The Kalmyk is a horse breed that was used mainly by the Kalmyk people during the 17th Century. This breed is likened to the Kirgiz horse, but it is taller and has longer legs. It is primarily used as a harness and riding horse because of its stamina, strength and resistance to extreme weather and environmental conditions. Today, the Kalmyk horse is rare, with only a few hundred head having the same attributes as the ancient breed.
The Kalmyk is often described as an average-size horse with a fast stride and great tolerance for extreme weather conditions. One of the most outstanding features of the Kalmyk horse is its legs; they have a well-developed and strong croup and well-developed legs with cow-hocked hind legs.
The Kalmyk is relatively big. It stands from 14.2 to 15 hands high (57-60 inches, 145-152 centimeters). It has a firm and sound conformation that provides it with great stamina, strength and flexibility. It is able to weather extremely severe conditions because of its efficient metabolism, which allows the horse to get fat quickly, and its special coat that thickens during winter. The Kalmyk has a small neck, thick and firm skin, a Roman head, and a short and carp-like back. It is usually bay and sorrel.
Personality and Temperament
Kalmyk horses are docile and calm by nature. They are not easily affected by weather conditions, hunger or fatigue. All these traits make the Kalmyk very useful as a harness and riding horse.
The Kalmyk horse can take care of itself. It requires little care, and it can always find food and water for itself. Even so, it has its limits: over-use and abuse of the Kalmyk horse will affect its performance in the long run.

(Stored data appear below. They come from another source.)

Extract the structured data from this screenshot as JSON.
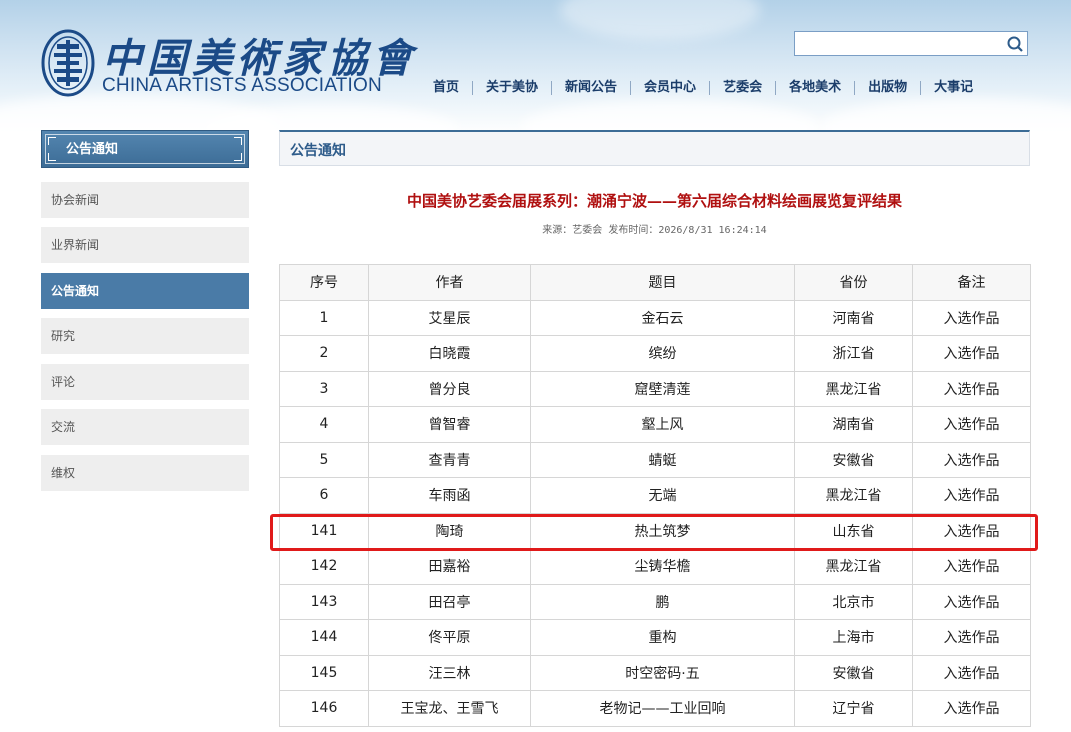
{
  "header": {
    "logo_cn": "中国美術家協會",
    "logo_en": "CHINA ARTISTS ASSOCIATION",
    "search": {
      "placeholder": "",
      "value": ""
    },
    "nav": [
      "首页",
      "关于美协",
      "新闻公告",
      "会员中心",
      "艺委会",
      "各地美术",
      "出版物",
      "大事记"
    ]
  },
  "sidebar": {
    "title": "公告通知",
    "items": [
      {
        "label": "协会新闻",
        "active": false
      },
      {
        "label": "业界新闻",
        "active": false
      },
      {
        "label": "公告通知",
        "active": true
      },
      {
        "label": "研究",
        "active": false
      },
      {
        "label": "评论",
        "active": false
      },
      {
        "label": "交流",
        "active": false
      },
      {
        "label": "维权",
        "active": false
      }
    ]
  },
  "main": {
    "header": "公告通知",
    "article": {
      "title": "中国美协艺委会届展系列：潮涌宁波——第六届综合材料绘画展览复评结果",
      "meta": "来源：艺委会 发布时间：2026/8/31 16:24:14"
    },
    "table": {
      "columns": [
        "序号",
        "作者",
        "题目",
        "省份",
        "备注"
      ],
      "rows": [
        [
          "1",
          "艾星辰",
          "金石云",
          "河南省",
          "入选作品"
        ],
        [
          "2",
          "白晓霞",
          "缤纷",
          "浙江省",
          "入选作品"
        ],
        [
          "3",
          "曾分良",
          "窟壁清莲",
          "黑龙江省",
          "入选作品"
        ],
        [
          "4",
          "曾智睿",
          "壑上风",
          "湖南省",
          "入选作品"
        ],
        [
          "5",
          "查青青",
          "蜻蜓",
          "安徽省",
          "入选作品"
        ],
        [
          "6",
          "车雨函",
          "无端",
          "黑龙江省",
          "入选作品"
        ],
        [
          "141",
          "陶琦",
          "热土筑梦",
          "山东省",
          "入选作品"
        ],
        [
          "142",
          "田嘉裕",
          "尘铸华檐",
          "黑龙江省",
          "入选作品"
        ],
        [
          "143",
          "田召亭",
          "鹏",
          "北京市",
          "入选作品"
        ],
        [
          "144",
          "佟平原",
          "重构",
          "上海市",
          "入选作品"
        ],
        [
          "145",
          "汪三林",
          "时空密码·五",
          "安徽省",
          "入选作品"
        ],
        [
          "146",
          "王宝龙、王雪飞",
          "老物记——工业回响",
          "辽宁省",
          "入选作品"
        ]
      ],
      "highlighted_row": 6
    }
  },
  "colors": {
    "brand": "#1b4a87",
    "sidebar_active": "#4a7ba7",
    "title_red": "#b01010",
    "highlight": "#e01a1a"
  }
}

The Kalmyk is usually vulnerable when it is young because it takes a much longer time to mature, compared to other horse breeds. Kalmyk horses however, are bred in harsh conditions and have proved their great resilience and resistance to diseases. They thrive in semi-desert conditions, in steppes and even in extremely cold places. They can consume a large amount of food, which they store as fat, which in turn is digested slowly when food is scarce. They can thrive in all conditions and have been known to survive extreme temperatures, extreme scarcity of food and exhausting journeys.
History and Background
During the 1600s, the Kalmyk people of Mongolian descent went to Russia from Dzungaria and brought their livestock like sheep, cattle and horses with them. At that time, it is believed that Kalmyk horses numbered up to a million head. Selective breeding was done with the Kalmyk horses until the early part of the 1940s. After that, no conscious effort was made to breed and propagate the Kalmyk until the late 1980s, when a group was organized to determine and record the members of this breed. Their inquiries led the members of this group to believe that there are only a few horses remaining in the wild that exhibit the original gene pattern of the Kalmyk. Breeding farms were then built to save the breed from certain extinction.